The numbers don’t lie: People can’t tell the truth

Many parents try to instill in their children that lying is wrong. However, it’s nearly impossible for any parent not to tell their child a lie. Ever hear of Santa Claus and the Easter Bunny?

People – including Americans – lie. It’s the truth. According to a poll conducted by The Associated Press and Ipsos, more than half of the 1,000 people polled said lying was “never justified,” while up to two-thirds of the same people said it was okay to lie when the situation called for it.

Americans are now lying about the fact they lie.

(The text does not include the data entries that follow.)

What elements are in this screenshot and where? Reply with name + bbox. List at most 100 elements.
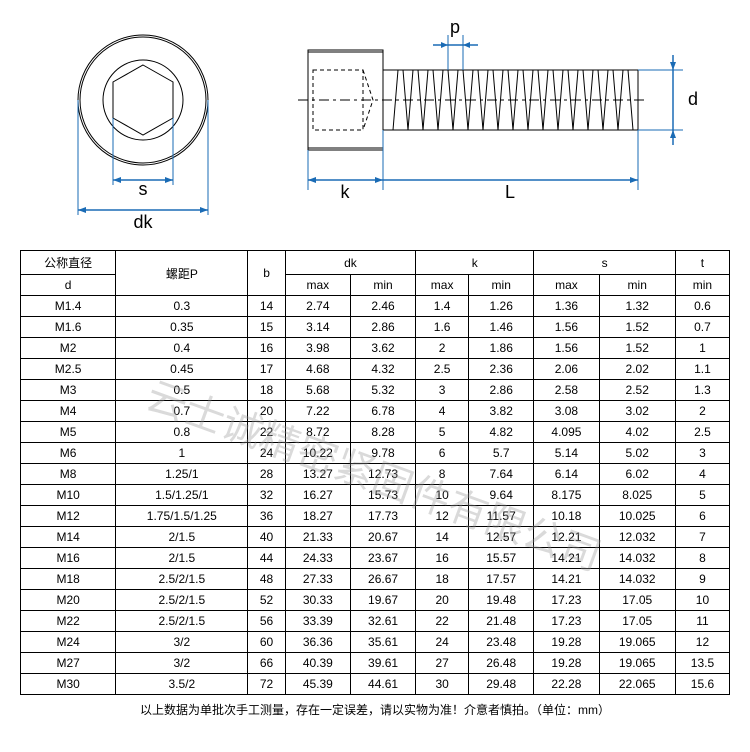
cell-p: 2/1.5 [116, 548, 248, 569]
cell-k_max: 2 [416, 338, 469, 359]
diagram-area: s dk [20, 10, 730, 240]
table-row: M612410.229.7865.75.145.023 [21, 443, 730, 464]
table-row: M273/26640.3939.612726.4819.2819.06513.5 [21, 653, 730, 674]
table-row: M2.50.45174.684.322.52.362.062.021.1 [21, 359, 730, 380]
cell-k_min: 3.82 [469, 401, 534, 422]
cell-dk_max: 16.27 [285, 485, 350, 506]
cell-k_max: 18 [416, 569, 469, 590]
table-row: M40.7207.226.7843.823.083.022 [21, 401, 730, 422]
cell-dk_min: 39.61 [350, 653, 415, 674]
cell-k_max: 3 [416, 380, 469, 401]
cell-dk_min: 4.32 [350, 359, 415, 380]
cell-k_max: 6 [416, 443, 469, 464]
cell-t_min: 1 [675, 338, 729, 359]
cell-k_min: 23.48 [469, 632, 534, 653]
cell-s_min: 1.32 [599, 296, 675, 317]
cell-b: 40 [248, 527, 285, 548]
cell-p: 0.8 [116, 422, 248, 443]
cell-k_min: 2.36 [469, 359, 534, 380]
spec-table: 公称直径 螺距P b dk k s t d max min max min ma… [20, 250, 730, 695]
cell-k_max: 2.5 [416, 359, 469, 380]
th-s-min: min [599, 275, 675, 296]
cell-dk_max: 36.36 [285, 632, 350, 653]
th-t: t [675, 251, 729, 275]
front-view-svg: s dk [43, 15, 243, 235]
cell-d: M4 [21, 401, 116, 422]
cell-s_min: 2.02 [599, 359, 675, 380]
table-row: M1.40.3142.742.461.41.261.361.320.6 [21, 296, 730, 317]
table-row: M142/1.54021.3320.671412.5712.2112.0327 [21, 527, 730, 548]
table-row: M303.5/27245.3944.613029.4822.2822.06515… [21, 674, 730, 695]
cell-d: M27 [21, 653, 116, 674]
cell-s_min: 19.065 [599, 653, 675, 674]
cell-b: 36 [248, 506, 285, 527]
cell-s_min: 22.065 [599, 674, 675, 695]
cell-b: 24 [248, 443, 285, 464]
label-L: L [504, 182, 514, 202]
cell-p: 0.35 [116, 317, 248, 338]
cell-d: M3 [21, 380, 116, 401]
table-row: M81.25/12813.2712.7387.646.146.024 [21, 464, 730, 485]
cell-s_max: 1.56 [534, 317, 599, 338]
cell-p: 1.5/1.25/1 [116, 485, 248, 506]
cell-t_min: 2.5 [675, 422, 729, 443]
cell-dk_max: 3.98 [285, 338, 350, 359]
cell-k_min: 15.57 [469, 548, 534, 569]
cell-t_min: 6 [675, 506, 729, 527]
table-row: M1.60.35153.142.861.61.461.561.520.7 [21, 317, 730, 338]
cell-p: 1.75/1.5/1.25 [116, 506, 248, 527]
cell-dk_max: 8.72 [285, 422, 350, 443]
cell-s_min: 3.02 [599, 401, 675, 422]
cell-s_min: 6.02 [599, 464, 675, 485]
cell-dk_max: 5.68 [285, 380, 350, 401]
cell-dk_min: 3.62 [350, 338, 415, 359]
cell-dk_min: 8.28 [350, 422, 415, 443]
cell-dk_max: 10.22 [285, 443, 350, 464]
cell-p: 0.4 [116, 338, 248, 359]
spec-table-wrap: 云士诚精密紧固件有限公司 公称直径 螺距P b dk k s t d max m… [20, 250, 730, 695]
cell-t_min: 12 [675, 632, 729, 653]
cell-dk_max: 18.27 [285, 506, 350, 527]
cell-dk_min: 9.78 [350, 443, 415, 464]
cell-k_min: 11.57 [469, 506, 534, 527]
cell-s_min: 19.065 [599, 632, 675, 653]
cell-p: 1 [116, 443, 248, 464]
cell-dk_min: 44.61 [350, 674, 415, 695]
cell-p: 2.5/2/1.5 [116, 611, 248, 632]
cell-t_min: 4 [675, 464, 729, 485]
cell-p: 1.25/1 [116, 464, 248, 485]
cell-k_min: 1.26 [469, 296, 534, 317]
footer-note: 以上数据为单批次手工测量，存在一定误差，请以实物为准！介意者慎拍。（单位：mm） [20, 701, 730, 718]
cell-t_min: 8 [675, 548, 729, 569]
cell-s_max: 1.56 [534, 338, 599, 359]
cell-s_max: 2.58 [534, 380, 599, 401]
table-row: M222.5/2/1.55633.3932.612221.4817.2317.0… [21, 611, 730, 632]
th-p: 螺距P [116, 251, 248, 296]
cell-s_min: 14.032 [599, 548, 675, 569]
cell-p: 2.5/2/1.5 [116, 569, 248, 590]
cell-b: 52 [248, 590, 285, 611]
label-d: d [688, 89, 698, 109]
cell-d: M22 [21, 611, 116, 632]
table-row: M20.4163.983.6221.861.561.521 [21, 338, 730, 359]
cell-k_min: 2.86 [469, 380, 534, 401]
th-k-max: max [416, 275, 469, 296]
page-container: s dk [0, 0, 750, 728]
cell-d: M2 [21, 338, 116, 359]
th-dk: dk [285, 251, 415, 275]
cell-s_min: 10.025 [599, 506, 675, 527]
cell-dk_max: 7.22 [285, 401, 350, 422]
cell-k_min: 1.86 [469, 338, 534, 359]
cell-k_max: 22 [416, 611, 469, 632]
cell-p: 2/1.5 [116, 527, 248, 548]
cell-k_min: 1.46 [469, 317, 534, 338]
cell-t_min: 7 [675, 527, 729, 548]
table-row: M202.5/2/1.55230.3319.672019.4817.2317.0… [21, 590, 730, 611]
label-s: s [138, 179, 147, 199]
cell-p: 0.7 [116, 401, 248, 422]
cell-s_min: 14.032 [599, 569, 675, 590]
side-view-svg: p d k L [288, 15, 708, 235]
cell-d: M8 [21, 464, 116, 485]
cell-dk_min: 19.67 [350, 590, 415, 611]
cell-b: 17 [248, 359, 285, 380]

Lying is, of course, nothing new, especially in the classroom. Nowadays teachers are extremely skeptical when a student misses class or doesn’t do his or her homework. When a student needs to attend a funeral, the teacher practically asks for the death certificate to prove whether the student is telling the truth. It’s hard for the person who is telling the truth, but many teachers require it because another person in the class has likely already attended their fourth grandmother’s funeral that semester.

The only good thing about the contradiction of the poll is that it concludes that people do lie, though there is another possibility: Perhaps the poll respondents were answering both questions truthfully. It seems contradictory, but the response that lying is never justified is a fairly common one, despite the fact that everyone – yes, even you – has embellished something at some point in time and will do so again in the future.

After all, why would the people taking the poll lie? The responses are anonymous, and presumably the respondents had nothing but their moral compasses to guide them in answering. Either they lied about it because they could – in which case the poll randomly selected a bunch of pathological liars – or they didn’t realize they were lying.

Let’s face it: Sometimes the situation calls for a lie. Be it to save face, prevent the embarrassment of a friend or protect something secret, people are going to find a reason to stretch the truth. This is, of course, at odds with what most children are taught – that honesty is the best policy.

But perhaps the greatest service the poll can serve (aside from providing an amusing statistic) is to get people thinking about the lies in their own lives. They’re there – that’s a certainty – but do they need to be?

Whatever you’re lying about, dear reader, why are you doing it? Will the truth really have the ramifications you are expecting? Are you certain you won’t get caught?

Could you get by without lying?

It would certainly help your integrity if you could.